Localized gastric distension disrupts slow wave entrainment leading to temporary ectopic propagation: A high-resolution electrical mapping study

Gastric distension is known to affect normal slow wave activity and gastric function, but links between slow wave dysrhythmias and stomach function are poorly understood. Low­-resolution mapping is unable to capture complex spatial properties of gastric dysrhythmias, necessitating the use of high-resolution mapping techniques. Characterizing the nature of these dysrhythmias has implications in the understanding of post-prandial function and the development of new mapping devices. In this two‑phase study, we developed and implemented a protocol for measuring electrophysiological responses to gastric distension in porcine experiments. In vivo, serosal high-resolution electrical mapping (256 electrodes; 36 cm2) was performed in anaesthetized pigs (n = 11), and slow wave pattern, velocity, frequency, and amplitude were quantified before, during, and after intragastric distension.

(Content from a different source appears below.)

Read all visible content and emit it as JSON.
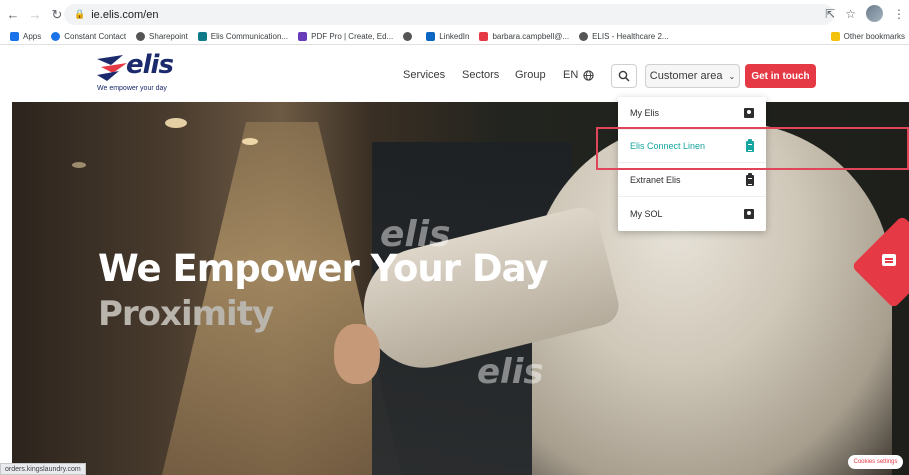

Phase I experiments (n = 6) focused on developing and refining the distension mapping methods using a surgically inserted intragastric balloon, with a variety of balloon types and distension protocols. Phase II experiments (n = 5) used barostat‑controlled 500 mL isovolumetric distension of an endoscopically introduced intragastric balloon. Dysrhythmias were consistently induced in 5 of 5 gastric distensions, using refined distension protocols. Dysrhythmias appeared 23 s (SD = 5 s) after the distension and lasted 129 s (SD = 72 s), which consisted of ectopic propagation originating from the greater curvature in the region of distension. In summary, our results suggest that distension disrupts gastric entrainment, inducing temporary ectopic slow wave propagation. These results may influence the understanding of the post‑prandial stomach and electrophysiological effects of gastric interventions.